At this location, the proximity of the brachial plexus to the chest cavity and pleura had been of concern (Figure 32C–2) until ultrasound (US) guidance renewed interest in the supraclavicular approach to the brachial plexus block. The ability to image the plexus, rib, pleura, and subclavian artery with US has increased safety due to improved monitoring of anatomy and needle placement. Because the trunks and divisions of the brachial plexus are relatively close as they pass over the first rib, the extension and quality of anesthesia are favorable. For these reasons, the supraclavicular block has become a commonly used technique for surgery of the upper limb distal to the shoulder.

Figure 32C–2.

Anatomy of the supraclavicular brachial plexus with proper transducer placement slightly oblique above the clavicle (Cl). Yellow arrow: brachial plexus (BP). SA, subclavian artery.

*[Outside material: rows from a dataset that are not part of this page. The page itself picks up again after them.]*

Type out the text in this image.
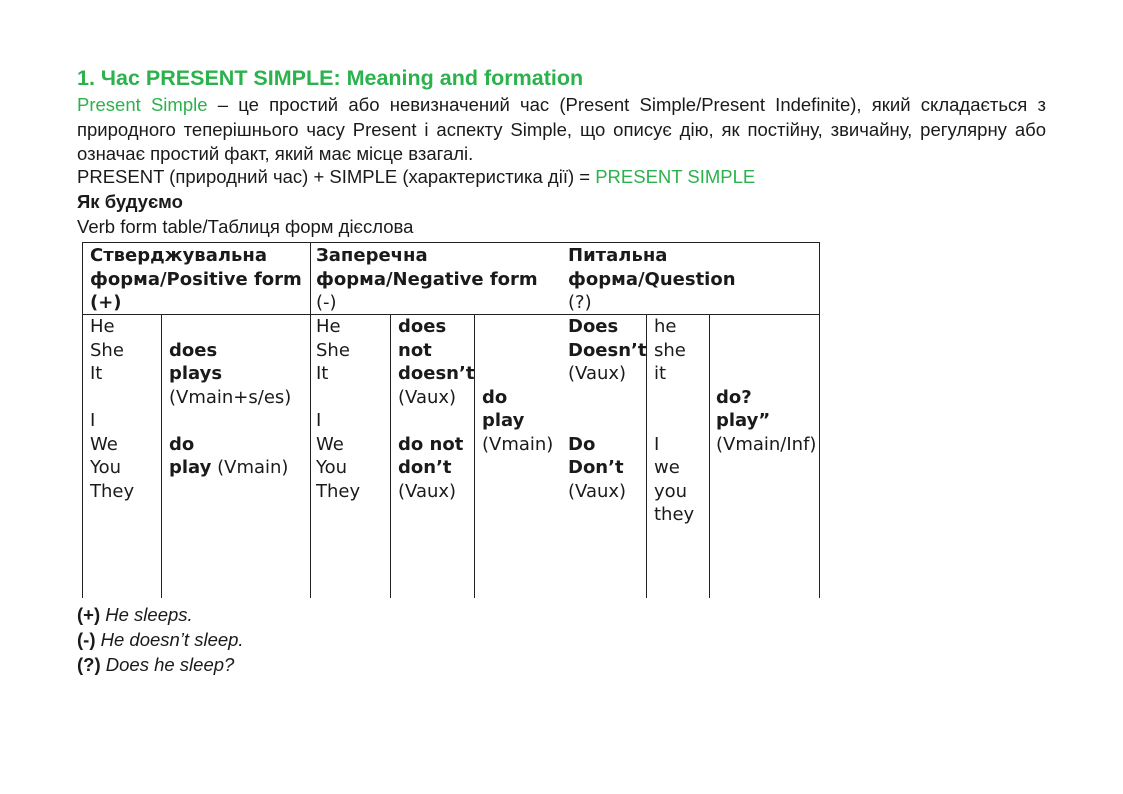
1. Час PRESENT SIMPLE: Meaning and formation
Present Simple – це простий або невизначений час (Present Simple/Present Indefinite), який складається з природного теперішнього часу Present і аспекту Simple, що описує дію, як постійну, звичайну, регулярну або означає простий факт, який має місце взагалі.
PRESENT (природний час) + SIMPLE (характеристика дії) = PRESENT SIMPLE
Як будуємо
Verb form table/Таблиця форм дієслова
Стверджувальна
форма/Positive form
(+)
Заперечна
форма/Negative form
(-)
Питальна
форма/Question
(?)
He
She
It
I
We
You
They
does
plays
(Vmain+s/es)
do
play (Vmain)
He
She
It
I
We
You
They
does
not
doesn’t
(Vaux)
do not
don’t
(Vaux)
do
play
(Vmain)
Does
Doesn’t
(Vaux)
Do
Don’t
(Vaux)
he
she
it
I
we
you
they
do?
play”
(Vmain/Inf)
(+) He sleeps.
(-) He doesn’t sleep.
(?) Does he sleep?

The subclavian artery crosses over the first rib between the insertions of the anterior and middle scalene muscles, posterior to the midpoint of the clavicle. The subclavian artery is readily apparent as an anechoic round structure, whereas the parietal pleura and the first rib can be seen as a linear hyperechoic structure immediately lateral and deep to the subclavian artery (Figure 32C–3). The rib casts an acoustic shadow so that the image field deep to the rib appears anechoic.2 The brachial plexus can be seen as a bundle of hypoechoic round nodules just posterior and superficial to the artery (Figures 32C–3 and 32C–4). It is often possible to see the fascial sheath of the muscles surrounding the brachial plexus. Adjusting the transducer orientation, the upper, middle and lower trunks of the brachial plexus can be individually identified, as they join together at the costoclavicular space. To visualize the lower trunk, the transducer is oriented in the sagittal plane, until the first rib is seen deep to the plexus and the artery. (Figure 32C-4). Anterior or posterior to the first rib is the hyperechoic pleura, with lung tissue deep to it. This structure can be confirmed by observing a “sliding” motion of the viscera l pleura in synchrony with the patient’s respiration. The brachial plexus is typically visualized at a 1- to 2-cm depth at this location.